Pour les 126 TFR restants, identifier en leur sein les taxes – dont l’objet est de pur rendement budgétaire – et procéder à leur réaffectation au budget général de l’État contre des subventions dédiées aux affectataires. Dans un second temps, mettre ces dispositifs en extinction contre suppression de niches fiscales à due concurrence.
Prévoir la création d’un mécanisme One in/One out quant aux montants en cas de création de toute nouvelle TFR, afin de limiter la complexification du maquis fiscal.
Unifier la collecte et le recouvrement des autres TRF poursuivant des objectifs économiques auprès de la DGFiP ou des URSSAF afin de diminuer les coûts de collecte.
Mettre en place une annexe budgétaire ad hoc qui pourrait prendre la forme du défunt rapport sur les prélèvements obligatoires et leur évolution, offrant un panorama complet des prélèvements obligatoires, avec classement par assiette, collecteur et affectataire en précisant leur rendement. Ce document viendrait utilement compléter le rapport relatif aux voies et moyens tomes 1 qui ne concerne que l’État et ses opérateurs.

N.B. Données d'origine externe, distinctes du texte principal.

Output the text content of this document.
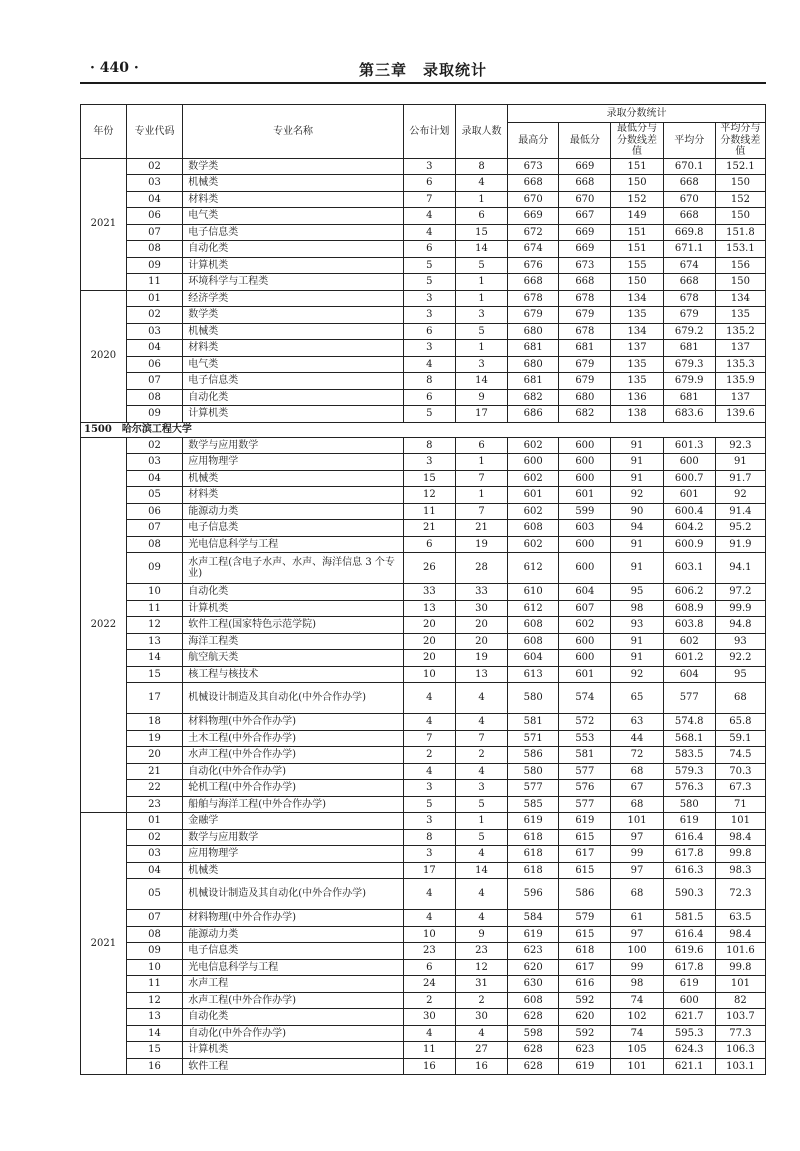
· 440 ·	第三章　录取统计
年份	专业代码	专业名称	公布计划	录取人数	录取分数统计				
					最高分	最低分	最低分与分数线差值	平均分	平均分与分数线差值
2021	02	数学类	3	8	673	669	151	670.1	152.1
	03	机械类	6	4	668	668	150	668	150
	04	材料类	7	1	670	670	152	670	152
	06	电气类	4	6	669	667	149	668	150
	07	电子信息类	4	15	672	669	151	669.8	151.8
	08	自动化类	6	14	674	669	151	671.1	153.1
	09	计算机类	5	5	676	673	155	674	156
	11	环境科学与工程类	5	1	668	668	150	668	150
2020	01	经济学类	3	1	678	678	134	678	134
	02	数学类	3	3	679	679	135	679	135
	03	机械类	6	5	680	678	134	679.2	135.2
	04	材料类	3	1	681	681	137	681	137
	06	电气类	4	3	680	679	135	679.3	135.3
	07	电子信息类	8	14	681	679	135	679.9	135.9
	08	自动化类	6	9	682	680	136	681	137
	09	计算机类	5	17	686	682	138	683.6	139.6
1500　哈尔滨工程大学									
2022	02	数学与应用数学	8	6	602	600	91	601.3	92.3
	03	应用物理学	3	1	600	600	91	600	91
	04	机械类	15	7	602	600	91	600.7	91.7
	05	材料类	12	1	601	601	92	601	92
	06	能源动力类	11	7	602	599	90	600.4	91.4
	07	电子信息类	21	21	608	603	94	604.2	95.2
	08	光电信息科学与工程	6	19	602	600	91	600.9	91.9
	09	水声工程(含电子水声、水声、海洋信息 3 个专业)	26	28	612	600	91	603.1	94.1
	10	自动化类	33	33	610	604	95	606.2	97.2
	11	计算机类	13	30	612	607	98	608.9	99.9
	12	软件工程(国家特色示范学院)	20	20	608	602	93	603.8	94.8
	13	海洋工程类	20	20	608	600	91	602	93
	14	航空航天类	20	19	604	600	91	601.2	92.2
	15	核工程与核技术	10	13	613	601	92	604	95
	17	机械设计制造及其自动化(中外合作办学)	4	4	580	574	65	577	68
	18	材料物理(中外合作办学)	4	4	581	572	63	574.8	65.8
	19	土木工程(中外合作办学)	7	7	571	553	44	568.1	59.1
	20	水声工程(中外合作办学)	2	2	586	581	72	583.5	74.5
	21	自动化(中外合作办学)	4	4	580	577	68	579.3	70.3
	22	轮机工程(中外合作办学)	3	3	577	576	67	576.3	67.3
	23	船舶与海洋工程(中外合作办学)	5	5	585	577	68	580	71
2021	01	金融学	3	1	619	619	101	619	101
	02	数学与应用数学	8	5	618	615	97	616.4	98.4
	03	应用物理学	3	4	618	617	99	617.8	99.8
	04	机械类	17	14	618	615	97	616.3	98.3
	05	机械设计制造及其自动化(中外合作办学)	4	4	596	586	68	590.3	72.3
	07	材料物理(中外合作办学)	4	4	584	579	61	581.5	63.5
	08	能源动力类	10	9	619	615	97	616.4	98.4
	09	电子信息类	23	23	623	618	100	619.6	101.6
	10	光电信息科学与工程	6	12	620	617	99	617.8	99.8
	11	水声工程	24	31	630	616	98	619	101
	12	水声工程(中外合作办学)	2	2	608	592	74	600	82
	13	自动化类	30	30	628	620	102	621.7	103.7
	14	自动化(中外合作办学)	4	4	598	592	74	595.3	77.3
	15	计算机类	11	27	628	623	105	624.3	106.3
	16	软件工程	16	16	628	619	101	621.1	103.1
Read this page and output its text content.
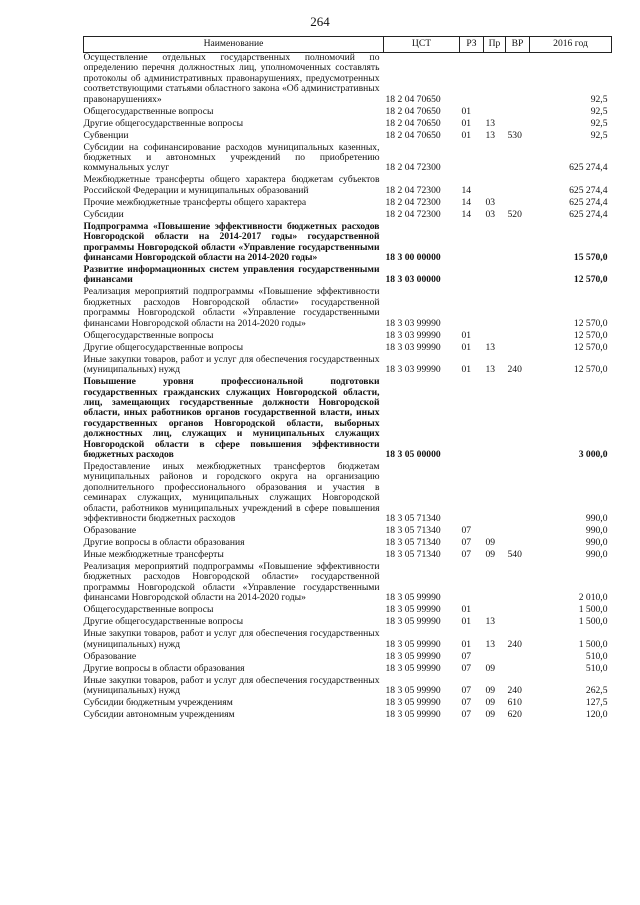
264
Наименование	ЦСТ	РЗ	Пр	ВР	2016 год
Осуществление отдельных государственных полномочий по определению перечня должностных лиц, уполномоченных составлять протоколы об административных правонарушениях, предусмотренных соответствующими статьями областного закона «Об административных правонарушениях»	18 2 04 70650				92,5
Общегосударственные вопросы	18 2 04 70650	01			92,5
Другие общегосударственные вопросы	18 2 04 70650	01	13		92,5
Субвенции	18 2 04 70650	01	13	530	92,5
Субсидии на софинансирование расходов муниципальных казенных, бюджетных и автономных учреждений по приобретению коммунальных услуг	18 2 04 72300				625 274,4
Межбюджетные трансферты общего характера бюджетам субъектов Российской Федерации и муниципальных образований	18 2 04 72300	14			625 274,4
Прочие межбюджетные трансферты общего характера	18 2 04 72300	14	03		625 274,4
Субсидии	18 2 04 72300	14	03	520	625 274,4
Подпрограмма «Повышение эффективности бюджетных расходов Новгородской области на 2014-2017 годы» государственной программы Новгородской области «Управление государственными финансами Новгородской области на 2014-2020 годы»	18 3 00 00000				15 570,0
Развитие информационных систем управления государственными финансами	18 3 03 00000				12 570,0
Реализация мероприятий подпрограммы «Повышение эффективности бюджетных расходов Новгородской области» государственной программы Новгородской области «Управление государственными финансами Новгородской области на 2014-2020 годы»	18 3 03 99990				12 570,0
Общегосударственные вопросы	18 3 03 99990	01			12 570,0
Другие общегосударственные вопросы	18 3 03 99990	01	13		12 570,0
Иные закупки товаров, работ и услуг для обеспечения государственных (муниципальных) нужд	18 3 03 99990	01	13	240	12 570,0
Повышение уровня профессиональной подготовки государственных гражданских служащих Новгородской области, лиц, замещающих государственные должности Новгородской области, иных работников органов государственной власти, иных государственных органов Новгородской области, выборных должностных лиц, служащих и муниципальных служащих Новгородской области в сфере повышения эффективности бюджетных расходов	18 3 05 00000				3 000,0
Предоставление иных межбюджетных трансфертов бюджетам муниципальных районов и городского округа на организацию дополнительного профессионального образования и участия в семинарах служащих, муниципальных служащих Новгородской области, работников муниципальных учреждений в сфере повышения эффективности бюджетных расходов	18 3 05 71340				990,0
Образование	18 3 05 71340	07			990,0
Другие вопросы в области образования	18 3 05 71340	07	09		990,0
Иные межбюджетные трансферты	18 3 05 71340	07	09	540	990,0
Реализация мероприятий подпрограммы «Повышение эффективности бюджетных расходов Новгородской области» государственной программы Новгородской области «Управление государственными финансами Новгородской области на 2014-2020 годы»	18 3 05 99990				2 010,0
Общегосударственные вопросы	18 3 05 99990	01			1 500,0
Другие общегосударственные вопросы	18 3 05 99990	01	13		1 500,0
Иные закупки товаров, работ и услуг для обеспечения государственных (муниципальных) нужд	18 3 05 99990	01	13	240	1 500,0
Образование	18 3 05 99990	07			510,0
Другие вопросы в области образования	18 3 05 99990	07	09		510,0
Иные закупки товаров, работ и услуг для обеспечения государственных (муниципальных) нужд	18 3 05 99990	07	09	240	262,5
Субсидии бюджетным учреждениям	18 3 05 99990	07	09	610	127,5
Субсидии автономным учреждениям	18 3 05 99990	07	09	620	120,0
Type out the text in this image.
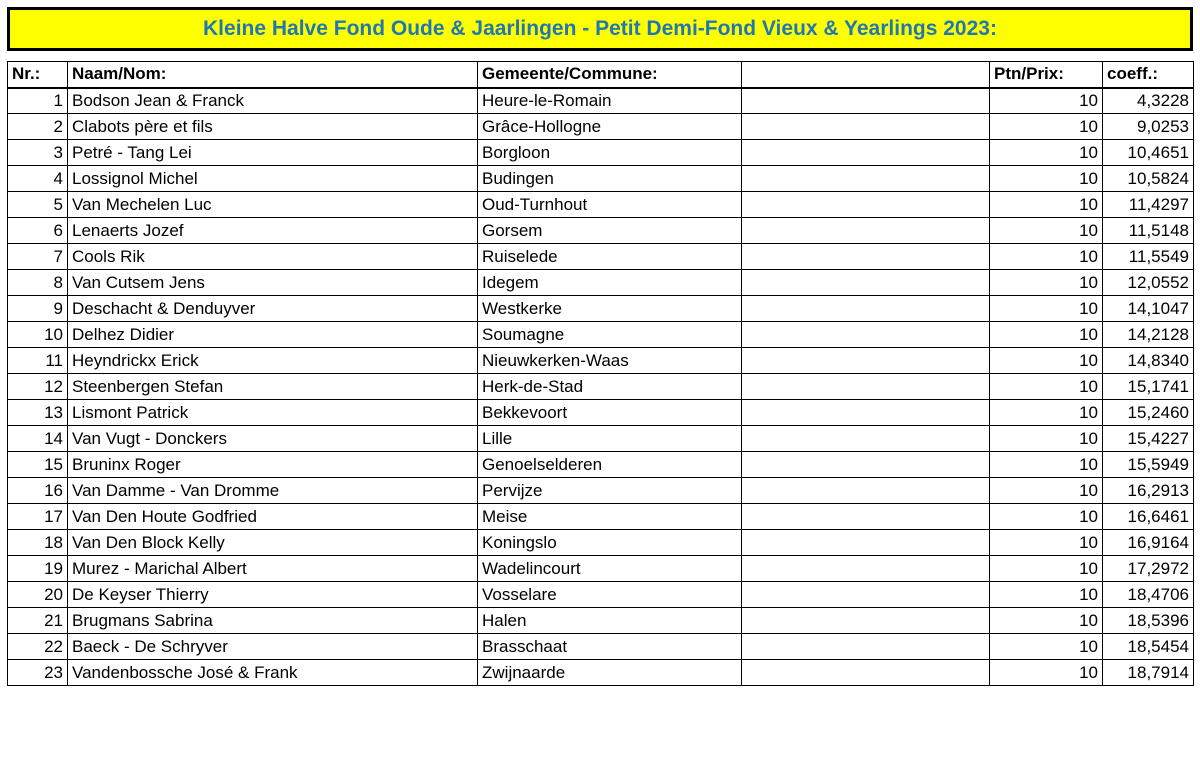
Kleine Halve Fond Oude & Jaarlingen - Petit Demi-Fond Vieux & Yearlings 2023:
Nr.:	Naam/Nom:	Gemeente/Commune:		Ptn/Prix:	coeff.:
1	Bodson Jean & Franck	Heure-le-Romain		10	4,3228
2	Clabots père et fils	Grâce-Hollogne		10	9,0253
3	Petré - Tang Lei	Borgloon		10	10,4651
4	Lossignol Michel	Budingen		10	10,5824
5	Van Mechelen Luc	Oud-Turnhout		10	11,4297
6	Lenaerts Jozef	Gorsem		10	11,5148
7	Cools Rik	Ruiselede		10	11,5549
8	Van Cutsem Jens	Idegem		10	12,0552
9	Deschacht & Denduyver	Westkerke		10	14,1047
10	Delhez Didier	Soumagne		10	14,2128
11	Heyndrickx Erick	Nieuwkerken-Waas		10	14,8340
12	Steenbergen Stefan	Herk-de-Stad		10	15,1741
13	Lismont Patrick	Bekkevoort		10	15,2460
14	Van Vugt - Donckers	Lille		10	15,4227
15	Bruninx Roger	Genoelselderen		10	15,5949
16	Van Damme - Van Dromme	Pervijze		10	16,2913
17	Van Den Houte Godfried	Meise		10	16,6461
18	Van Den Block Kelly	Koningslo		10	16,9164
19	Murez - Marichal Albert	Wadelincourt		10	17,2972
20	De Keyser Thierry	Vosselare		10	18,4706
21	Brugmans Sabrina	Halen		10	18,5396
22	Baeck - De Schryver	Brasschaat		10	18,5454
23	Vandenbossche José & Frank	Zwijnaarde		10	18,7914
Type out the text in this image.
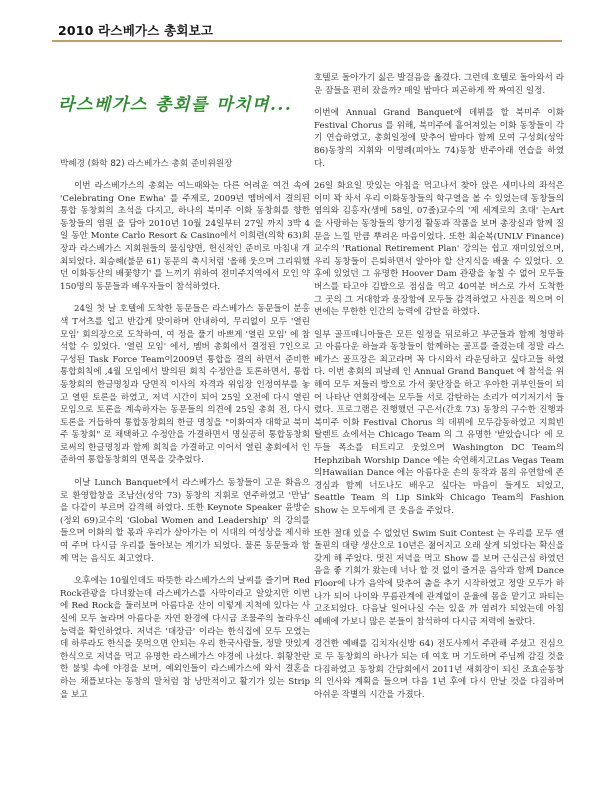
2010 라스베가스 총회보고
라스베가스 총회를 마치며...
박혜경 (화학 82) 라스베가스 총회 준비위원장

이번 라스베가스의 총회는 여느때와는 다른 어려운 여건 속에 'Celebrating One Ewha' 를 주제로, 2009년 멤버에서 결의된 통합 동창회의 초석을 다지고, 하나의 북미주 이화 동창회를 향한 동창들의 염원 을 담아 2010년 10월 24일부터 27일 까지 3박 4일 동안 Monte Carlo Resort & Casino에서 이희련(의학 63)회장과 라스베가스 지회원들의 물심양면, 헌신적인 준비로 마침내 개최되었다. 최승혜(불문 61) 동문의 축시처럼 '올해 웃으며 그리워했던 이화동산의 배꽃향기' 를 느끼기 위하여 전미주지역에서 모인 약 150명의 동문들과 배우자들이 참석하였다.

24일 첫 날 호텔에 도착한 동문들은 라스베가스 동문들이 분홍색 T셔츠를 입고 반갑게 맞이하며 안내하여, 무리없이 모두 '열린 모임' 회의장으로 도착하여, 여 정을 풀기 바쁘게 '열린 모임' 에 참석할 수 있었다. '열린 모임' 에서, 멤버 총회에서 결정된 7인으로 구성된 Task Force Team이2009년 통합을 결의 하면서 준비한 통합회칙에 ,4월 모임에서 발의된 회칙 수정안을 토론하면서, 통합동창회의 한글명칭과 당면직 이사의 자격과 위임장 인정여부를 놓고 열띤 토론을 하였고, 저녁 시간이 되어 25일 오전에 다시 열린 모임으로 토론을 계속하자는 동문들의 의견에 25일 총회 전, 다시 토론을 거듭하여 통합동창회의 한글 명칭을 "이화여자 대학교 북미주 동창회" 로 채택하고 수정안을 가결하면서 명실공히 통합동창회로써의 한글명칭과 함께 회칙을 가결하고 이어서 열린 총회에서 인준하여 통합동창회의 면목을 갖추었다.

이날 Lunch Banquet에서 라스베가스 동창들이 고운 화음으로 환영합창을 조남선(성악 73) 동창의 지휘로 연주하였고 '만남' 을 다같이 부르며 감격해 하였다. 또한 Keynote Speaker 윤방순(정외 69)교수의 'Global Women and Leadership' 의 강의를 들으며 이화의 할 몫과 우리가 살아가는 이 시대의 여성상을 제시하여 주며 다시금 우리를 돌아보는 계기가 되었다. 물론 동문들과 함께 먹는 음식도 최고였다.

오후에는 10월인데도 따뜻한 라스베가스의 날씨를 즐기며 Red Rock관광을 다녀왔는데 라스베가스를 사막이라고 알았지만 이번에 Red Rock을 둘러보며 아름다운 산이 이렇게 지척에 있다는 사실에 모두 놀라며 아름다운 자연 환경에 다시금 조물주의 놀라우신 능력을 확인하였다. 저녁은 '대장금' 이라는 한식집에 모두 모였는데 하루라도 한식을 못먹으면 안되는 우리 한국사람들, 정말 맛있게 한식으로 저녁을 먹고 유명한 라스베가스 야경에 나섰다. 휘황찬란한 불빛 속에 야경을 보며, 예외인들이 라스베가스에 와서 결혼을 하는 채플보다는 동창의 말처럼 참 낭만적이고 활기가 있는 Strip을 보고

호텔로 돌아가기 싫은 발걸음을 옮겼다. 그런데 호텔로 돌아와서 라운 잠들을 편히 잤을까? 매일 밤마다 피곤하게 짝 짜여진 일정.

이번에 Annual Grand Banquet에 데뷔를 할 북미주 이화 Festival Chorus 를 위해, 북미주에 흩어져있는 이화 동창들이 각기 연습하였고, 총회일정에 맞추어 밤마다 함께 모여 구성회(성악 86)동창의 지휘와 이명례(피아노 74)동창 반주아래 연습을 하였다.

26일 화요일 맛있는 아침을 먹고나서 찾아 앉은 세미나의 좌석은 이미 꽉 차서 우리 이화동창들의 학구열을 볼 수 있었는데 동창들의 염의와 김홍자(생메 58일, 07졸)교수의 '제 세계로의 초대' 는Art을 사랑하는 동창들의 향기정 활동과 작품을 보며 총장실과 함께 질문을 느낄 만큼 뿌려온 마음이었다. 또한 최순복(UNLV Finance)교수의 'Rational Retirement Plan' 강의는 쉽고 재미있었으며,우리 동창들이 은퇴하면서 알아야 할 산지식을 배울 수 있었다. 오후에 있었던 그 유명한 Hoover Dam 관광을 놓칠 수 없어 모두들 버스를 타고야 김밥으로 점심을 먹고 40여분 버스로 가서 도착한 그 곳의 그 거대함과 웅장함에 모두들 감격하였고 사진을 찍으며 이번에는 무한한 인간의 능력에 감탄을 하였다.

일부 골프매니아들은 모든 일정을 뒤로하고 부군들과 함께 청명하고 아름다운 하늘과 동창들이 함께하는 골프를 즐겼는데 정말 라스베가스 골프장은 최고라며 꼭 다시와서 라운딩하고 싶다고들 하였다. 이번 총회의 피날레 인 Annual Grand Banquet 에 참석을 위해여 모두 저들러 방으로 가서 꽃단장을 하고 우아한 귀부인들이 되어 나타난 연회장에는 모두들 서로 감탄하는 소리가 여기저기서 들렸다. 프로그램은 진행했던 구은서(간호 73) 동창의 구수한 진행과 북미주 이화 Festival Chorus 의 데뷔에 모두감동하였고 지희빈 탈렌트 쇼에서는 Chicago Team 의 그 유명한 '받았습니다' 에 모두들 폭소를 터트리고 웃었으며 Washington DC Team의 Hephzibah Worship Dance 에는 숙연해지고Las Vegas Team 의Hawaiian Dance 에는 아름다운 손의 동작과 몸의 유연함에 존경심과 함께 너도나도 배우고 싶다는 마음이 들게도 되었고, Seattle Team 의 Lip Sink와 Chicago Team의 Fashion Show 는 모두에게 큰 웃음을 주었다.

또한 절대 있을 수 없었던 Swim Suit Contest 는 우리를 모두 앤돌핀의 대량 생산으로 10년은 젊어지고 오래 살게 되었다는 확신을 갖게 해 주었다. 멋진 저녁을 먹고 Show 를 보며 근심근심 하였던 음을 좋 기회가 왔는데 너나 할 것 없이 즐거운 음악과 함께 Dance Floor에 나가 음악에 맞추어 춤을 추기 시작하였고 정말 모두가 하나가 되어 나이와 무름관계에 관계없이 운율에 몸을 맡기고 파티는 고조되었다. 다음날 일어나실 수는 있을 까 염려가 되었는데 아침 예배에 가보니 많은 분들이 참석하여 다시금 저력에 놀랐다.

경건한 예배를 김치자(신방 64) 전도사께서 주관해 주셨고 진심으로 두 동창회의 하나가 되는 데 여호 머 기도하며 주님께 감길 것을 다짐하였고 동창회 간담회에서 2011년 새회장이 되신 조효순동창의 인사와 계획을 들으며 다음 1년 후에 다시 만날 것을 다짐하며 아쉬운 작별의 시간을 가졌다.
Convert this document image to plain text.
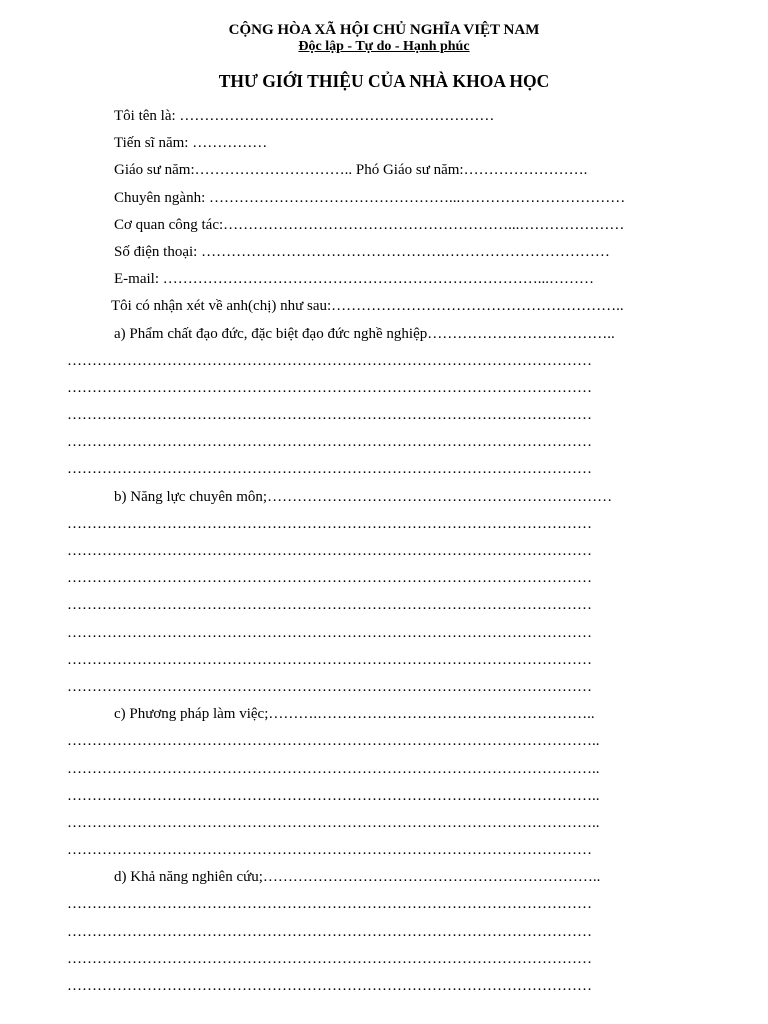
CỘNG HÒA XÃ HỘI CHỦ NGHĨA VIỆT NAM
Độc lập - Tự do - Hạnh phúc
THƯ GIỚI THIỆU CỦA NHÀ KHOA HỌC
Tôi tên là: ………………………………………………………
Tiến sĩ năm: ……………
Giáo sư năm:………………………….. Phó Giáo sư năm:…………………….
Chuyên ngành: …………………………………………...……………………………
Cơ quan công tác:…………………………………………………...…………………
Số điện thoại: ………………………………………….……………………………
E-mail: …………………………………………………………………...………
Tôi có nhận xét về anh(chị) như sau:…………………………………………………..
a) Phẩm chất đạo đức, đặc biệt đạo đức nghề nghiệp………………………………..
……………………………………………………………………………………………
……………………………………………………………………………………………
……………………………………………………………………………………………
……………………………………………………………………………………………
……………………………………………………………………………………………
b) Năng lực chuyên môn;……………………………………………………………
……………………………………………………………………………………………
……………………………………………………………………………………………
……………………………………………………………………………………………
……………………………………………………………………………………………
……………………………………………………………………………………………
……………………………………………………………………………………………
……………………………………………………………………………………………
c) Phương pháp làm việc;……….………………………………………………..
……………………………………………………………………………………………..
……………………………………………………………………………………………..
……………………………………………………………………………………………..
……………………………………………………………………………………………..
……………………………………………………………………………………………
d) Khả năng nghiên cứu;…………………………………………………………..
……………………………………………………………………………………………
……………………………………………………………………………………………
……………………………………………………………………………………………
……………………………………………………………………………………………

[1] https://www.igf.finances.gouv.fr/igf/accueil/nos-activites/rapports-de-missions/liste-de-tous-les-rapports-de-mi/les-taxes-a-faible-rendement.html
[2] Et le rapport de la Cour des comptes du 20 juillet 2016 simplifier la collecte des prélèvements versés par les entreprises, qui faisait le constat de près de 233 prélèvements les frappant, montant revu par la Cour à 241 prélèvement en 2021. Voir https://questions.assemblee-nationale.fr/q15/15-357QE.htm
[3] IGF, Rapport de la mission « finances locales », sur la refonte de la fiscalité locale, mai 2018 p.118, ainsi que le suivi des TFR <150 M€ par la Cour des comptes elle-même dans son référé n°S2018-3303 de décembre 2018 intitulé Les taxes à faible rendement. A noter que le rapport IGF proposait la suppression de 67 à 89 taxes soit entre 34% et 45% des taxes analysées.
[4] Cela pose plus largement la question de la politique d’open data de la Cour qui n’est pas systématique malheureusement. Les publications de la Cour sur data.gouv.fr datant de mai 2022 pour les plus récentes.
[5] https://www.budget.gouv.fr/sites/performance_publique/files/farandole/ressources/medias/documents/ressources/PLF2011/RPO2011.pdf Nous rappelons par ailleurs que ce rapport ne « doublonnait » pas avec le rapport relatif aux voies et moyens tome 1, puisqu’il couvrait l’ensemble des APU et non seulement l’État et ses opérateurs.
[6] Cour des comptes, La collecte des prélèvements versés par les entreprises. Des transformations à poursuivre, juin 2023 p.24 en 2021 le nombre de prélèvements sur les entreprises atteignait 241 pour un rendement de 970 Md€.